So that’s what eight pounds of change looks like

Eight Pounds of ChangeI have an uncanny ability to collect staggering amounts of change in short order. Until recently, most of that change ended up scattered across my apartment: on the floor, on top of the fridge, in the cushions of my sofa, on top of the TV… you get the idea. Marisa put a stop to all of that (she demanded that I start putting my change in a bowl, before we were going out even! Shortly thereafter I started putting my change in a bowl).

I have collected just under 8 pounds of change.

I’ll wait as you read that again.

Yep, you read that correctly: 8 frickin’ pounds of change.

The question is, how much money does 8 pounds of change translate to? That question is difficult to answer since the mix of change can’t be determined (8 pounds of silver dollars, one imagines, would be worth more than 8 pounds of pennies), but it is still fun to guess! I’ll be cashing in my change tomorrow morning and posting the amount that I get in the afternoon.

My guess is somewhere in the neighborhood of $85. Marisa says $23 (she so totally wrong). What do you think?


11 responses to “So that’s what eight pounds of change looks like”

  1. 8 pounds? I have more change than I can lift. Hmm. I should probably do something about that, especially since my bank has the free turn-worthless-change-into-functional-money machine.

  2. Can’t tell from that picture, it totally depends on quarter density. But 8 pounds in how long?
    I’ve got a vat of change that probably weights at least 40 pounds and will be paying for a significant portion of a new HDTV. I think that’s from about 2-3 years of incidental collecting.
    Also, DO NOT use CoinStar to convert it to cash. Find a Commerce Bank, which converts change without any fees or hand-rolling. They have branches in Philly.

  3. We collected change in a water cooler bottle – somewhere around 3/4 full, it became too heavy to actually move, at that point it ceased being currency and started being artistic installation – I say pick a restaurant you both will enjoy, allow your change to get bulky, but not immovable – and have a nice dinner.
    oh, my guess? $56.75.

  4. I’m a firm believer in transferring loose change into a bank account deposit on a regular basis. It’s just more useful in the bank and it can potentially earn you some interest!
    My guess…about 65!

  5. I don’t think I demanded that you put your change in a bowl. I just happened to mention that all the change on the floor made me feel like my head was going to explode.
    I justify my lowball answer because I know that Scott has always cherry-pi.jpgcked the quarters out of his change in order to do laundry, so the ratio of quarters to dimes, nickels and pennies is fairly low.

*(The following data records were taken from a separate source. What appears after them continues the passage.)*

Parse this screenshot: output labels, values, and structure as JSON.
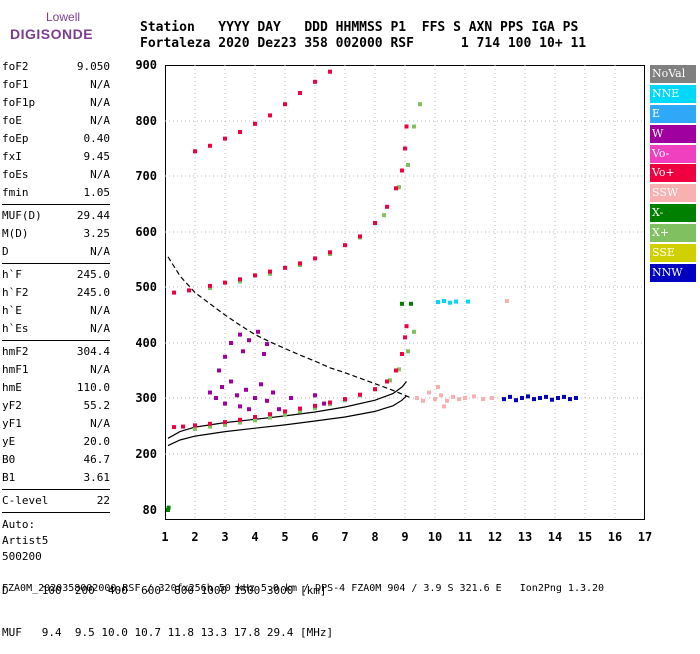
{
  "logo": {
    "top": "Lowell",
    "bottom": "DIGISONDE"
  },
  "header": {
    "row1": "Station   YYYY DAY   DDD HHMMSS P1  FFS S AXN PPS IGA PS",
    "row2": "Fortaleza 2020 Dez23 358 002000 RSF      1 714 100 10+ 11"
  },
  "params": {
    "group1": [
      {
        "name": "foF2",
        "value": "9.050"
      },
      {
        "name": "foF1",
        "value": "N/A"
      },
      {
        "name": "foF1p",
        "value": "N/A"
      },
      {
        "name": "foE",
        "value": "N/A"
      },
      {
        "name": "foEp",
        "value": "0.40"
      },
      {
        "name": "fxI",
        "value": "9.45"
      },
      {
        "name": "foEs",
        "value": "N/A"
      },
      {
        "name": "fmin",
        "value": "1.05"
      }
    ],
    "group2": [
      {
        "name": "MUF(D)",
        "value": "29.44"
      },
      {
        "name": "M(D)",
        "value": "3.25"
      },
      {
        "name": "D",
        "value": "N/A"
      }
    ],
    "group3": [
      {
        "name": "h`F",
        "value": "245.0"
      },
      {
        "name": "h`F2",
        "value": "245.0"
      },
      {
        "name": "h`E",
        "value": "N/A"
      },
      {
        "name": "h`Es",
        "value": "N/A"
      }
    ],
    "group4": [
      {
        "name": "hmF2",
        "value": "304.4"
      },
      {
        "name": "hmF1",
        "value": "N/A"
      },
      {
        "name": "hmE",
        "value": "110.0"
      },
      {
        "name": "yF2",
        "value": "55.2"
      },
      {
        "name": "yF1",
        "value": "N/A"
      },
      {
        "name": "yE",
        "value": "20.0"
      },
      {
        "name": "B0",
        "value": "46.7"
      },
      {
        "name": "B1",
        "value": "3.61"
      }
    ],
    "group5": [
      {
        "name": "C-level",
        "value": "22"
      }
    ],
    "auto": [
      "Auto:",
      "Artist5",
      "500200"
    ]
  },
  "legend": [
    {
      "label": "NoVal",
      "color": "#808080"
    },
    {
      "label": "NNE",
      "color": "#00d8f8"
    },
    {
      "label": "E",
      "color": "#30a8f8"
    },
    {
      "label": "W",
      "color": "#a000a0"
    },
    {
      "label": "Vo-",
      "color": "#f040c0"
    },
    {
      "label": "Vo+",
      "color": "#f00040"
    },
    {
      "label": "SSW",
      "color": "#f8b0b0"
    },
    {
      "label": "X-",
      "color": "#008000"
    },
    {
      "label": "X+",
      "color": "#80c060"
    },
    {
      "label": "SSE",
      "color": "#d0d000"
    },
    {
      "label": "NNW",
      "color": "#0000c0"
    }
  ],
  "bottom_table": {
    "d_row": "D     100  200  400  600  800 1000 1500 3000 [km]",
    "muf_row": "MUF   9.4  9.5 10.0 10.7 11.8 13.3 17.8 29.4 [MHz]"
  },
  "footer": "FZA0M_2020358002000.RSF / 320fx256h 50 kHz 5.0 km / DPS-4 FZA0M 904 / 3.9 S 321.6 E   Ion2Png 1.3.20",
  "chart_data": {
    "type": "scatter",
    "title": "",
    "xlabel": "",
    "ylabel": "",
    "xlim": [
      1,
      17
    ],
    "ylim": [
      80,
      900
    ],
    "xticks": [
      1,
      2,
      3,
      4,
      5,
      6,
      7,
      8,
      9,
      10,
      11,
      12,
      13,
      14,
      15,
      16,
      17
    ],
    "yticks": [
      80,
      200,
      300,
      400,
      500,
      600,
      700,
      800,
      900
    ],
    "grid": true,
    "legend_position": "right",
    "series": [
      {
        "name": "Vo+",
        "color": "#f00040",
        "points": [
          [
            1.3,
            248
          ],
          [
            1.6,
            249
          ],
          [
            2.0,
            251
          ],
          [
            2.5,
            254
          ],
          [
            3.0,
            257
          ],
          [
            3.5,
            261
          ],
          [
            4.0,
            266
          ],
          [
            4.5,
            271
          ],
          [
            5.0,
            276
          ],
          [
            5.5,
            281
          ],
          [
            6.0,
            286
          ],
          [
            6.5,
            292
          ],
          [
            7.0,
            298
          ],
          [
            7.5,
            306
          ],
          [
            8.0,
            316
          ],
          [
            8.4,
            330
          ],
          [
            8.7,
            350
          ],
          [
            8.9,
            380
          ],
          [
            9.0,
            410
          ],
          [
            9.05,
            430
          ],
          [
            1.3,
            490
          ],
          [
            1.8,
            494
          ],
          [
            2.5,
            502
          ],
          [
            3.0,
            508
          ],
          [
            3.5,
            514
          ],
          [
            4.0,
            521
          ],
          [
            4.5,
            528
          ],
          [
            5.0,
            535
          ],
          [
            5.5,
            543
          ],
          [
            6.0,
            552
          ],
          [
            6.5,
            563
          ],
          [
            7.0,
            576
          ],
          [
            7.5,
            592
          ],
          [
            8.0,
            616
          ],
          [
            8.4,
            645
          ],
          [
            8.7,
            678
          ],
          [
            8.9,
            710
          ],
          [
            9.0,
            750
          ],
          [
            9.05,
            790
          ],
          [
            2.0,
            745
          ],
          [
            2.5,
            755
          ],
          [
            3.0,
            768
          ],
          [
            3.5,
            780
          ],
          [
            4.0,
            795
          ],
          [
            4.5,
            810
          ],
          [
            5.0,
            830
          ],
          [
            5.5,
            850
          ],
          [
            6.0,
            870
          ],
          [
            6.5,
            888
          ]
        ]
      },
      {
        "name": "X+",
        "color": "#80c060",
        "points": [
          [
            2.0,
            245
          ],
          [
            2.5,
            249
          ],
          [
            3.0,
            252
          ],
          [
            3.5,
            256
          ],
          [
            4.0,
            260
          ],
          [
            4.5,
            265
          ],
          [
            5.0,
            270
          ],
          [
            5.5,
            276
          ],
          [
            6.0,
            282
          ],
          [
            6.5,
            289
          ],
          [
            7.0,
            296
          ],
          [
            7.5,
            305
          ],
          [
            8.0,
            316
          ],
          [
            8.5,
            332
          ],
          [
            8.8,
            352
          ],
          [
            9.1,
            385
          ],
          [
            9.3,
            420
          ],
          [
            2.5,
            498
          ],
          [
            3.5,
            510
          ],
          [
            4.5,
            524
          ],
          [
            5.5,
            540
          ],
          [
            6.5,
            560
          ],
          [
            7.5,
            590
          ],
          [
            8.3,
            630
          ],
          [
            8.8,
            680
          ],
          [
            9.1,
            720
          ],
          [
            9.3,
            790
          ],
          [
            9.5,
            830
          ]
        ]
      },
      {
        "name": "W",
        "color": "#a000a0",
        "points": [
          [
            2.5,
            310
          ],
          [
            2.7,
            300
          ],
          [
            2.9,
            320
          ],
          [
            3.0,
            290
          ],
          [
            3.2,
            330
          ],
          [
            3.4,
            305
          ],
          [
            3.5,
            285
          ],
          [
            3.7,
            315
          ],
          [
            3.8,
            280
          ],
          [
            4.0,
            300
          ],
          [
            4.2,
            325
          ],
          [
            4.4,
            295
          ],
          [
            4.6,
            310
          ],
          [
            4.8,
            280
          ],
          [
            3.2,
            400
          ],
          [
            3.5,
            415
          ],
          [
            3.8,
            405
          ],
          [
            4.1,
            420
          ],
          [
            4.4,
            398
          ],
          [
            3.0,
            375
          ],
          [
            3.6,
            385
          ],
          [
            4.3,
            380
          ],
          [
            2.8,
            350
          ],
          [
            5.2,
            300
          ],
          [
            6.0,
            305
          ],
          [
            6.3,
            290
          ]
        ]
      },
      {
        "name": "SSW",
        "color": "#f8b0b0",
        "points": [
          [
            9.4,
            300
          ],
          [
            9.6,
            295
          ],
          [
            9.8,
            310
          ],
          [
            10.0,
            298
          ],
          [
            10.2,
            305
          ],
          [
            10.4,
            295
          ],
          [
            10.6,
            302
          ],
          [
            10.8,
            298
          ],
          [
            11.0,
            300
          ],
          [
            11.3,
            303
          ],
          [
            11.6,
            298
          ],
          [
            11.9,
            300
          ],
          [
            10.1,
            320
          ],
          [
            10.3,
            285
          ],
          [
            12.4,
            475
          ]
        ]
      },
      {
        "name": "NNW",
        "color": "#0000c0",
        "points": [
          [
            12.3,
            298
          ],
          [
            12.5,
            302
          ],
          [
            12.7,
            296
          ],
          [
            12.9,
            300
          ],
          [
            13.1,
            303
          ],
          [
            13.3,
            298
          ],
          [
            13.5,
            300
          ],
          [
            13.7,
            302
          ],
          [
            13.9,
            297
          ],
          [
            14.1,
            300
          ],
          [
            14.3,
            302
          ],
          [
            14.5,
            298
          ],
          [
            14.7,
            300
          ]
        ]
      },
      {
        "name": "NNE",
        "color": "#00d8f8",
        "points": [
          [
            10.1,
            473
          ],
          [
            10.3,
            475
          ],
          [
            10.5,
            472
          ],
          [
            10.7,
            474
          ],
          [
            11.1,
            474
          ]
        ]
      },
      {
        "name": "X-",
        "color": "#008000",
        "points": [
          [
            1.1,
            80
          ],
          [
            1.12,
            85
          ],
          [
            9.2,
            470
          ],
          [
            8.9,
            470
          ]
        ]
      }
    ],
    "lines": [
      {
        "name": "profile",
        "style": "solid",
        "color": "#000000",
        "points": [
          [
            1.1,
            215
          ],
          [
            1.5,
            225
          ],
          [
            2.0,
            232
          ],
          [
            3.0,
            240
          ],
          [
            4.0,
            246
          ],
          [
            5.0,
            252
          ],
          [
            6.0,
            259
          ],
          [
            7.0,
            266
          ],
          [
            8.0,
            276
          ],
          [
            8.6,
            286
          ],
          [
            8.9,
            296
          ],
          [
            9.05,
            304
          ]
        ]
      },
      {
        "name": "profile-upper",
        "style": "solid",
        "color": "#000000",
        "points": [
          [
            1.1,
            228
          ],
          [
            1.5,
            240
          ],
          [
            2.0,
            248
          ],
          [
            3.0,
            256
          ],
          [
            4.0,
            262
          ],
          [
            5.0,
            268
          ],
          [
            6.0,
            275
          ],
          [
            7.0,
            284
          ],
          [
            8.0,
            296
          ],
          [
            8.6,
            308
          ],
          [
            8.9,
            320
          ],
          [
            9.05,
            330
          ]
        ]
      },
      {
        "name": "muf-curve",
        "style": "dashed",
        "color": "#000000",
        "points": [
          [
            1.1,
            555
          ],
          [
            1.5,
            520
          ],
          [
            2.0,
            490
          ],
          [
            2.5,
            470
          ],
          [
            3.0,
            450
          ],
          [
            3.5,
            432
          ],
          [
            4.0,
            415
          ],
          [
            4.5,
            402
          ],
          [
            5.0,
            390
          ],
          [
            5.5,
            378
          ],
          [
            6.0,
            367
          ],
          [
            6.5,
            355
          ],
          [
            7.0,
            346
          ],
          [
            7.5,
            336
          ],
          [
            8.0,
            326
          ],
          [
            8.5,
            316
          ],
          [
            9.0,
            305
          ],
          [
            9.2,
            300
          ]
        ]
      }
    ]
  }
}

  6. the change collector in me says $45.
    i also collect change in a big pretzel container and it has saved my ass many a time.

  7. I have a backpack full of pennies.
    Seriously. Full.
    I put them in there last time I moved with the idea that it would be easier to carry them to a bank at some point.
    It’s sitting in the back of my closet – occasionally I add more. Someday it’s going to rip through the floor & end up in my neighbor’s closet.
    My guess – $36.50

  8. I am convinced that change falls out of Jeff’s crevices. I have heard tell of some men who put some change back into their pockets when they get dressed in the morning, but apparently neither you nor he are those sorts. I have a hard time keeping up with the rate of change Jeff brings home, but I dip into it as often as I can. I have no trouble spending change and if it’s just going to lay around our apartment, someone oughta spend it…

  9. Aha! So THAT’s why you were so eager to have me sit on that confounded sofa…the one with the odd tilt to the cushions. I KNEW I had more quarters than I came home with.

  10. I just had an 12lbs of change (bathroom scale… not scientifically accurate) and it was $91.46. But it also had some nut shells and pesos in it… probably not a significant weight though.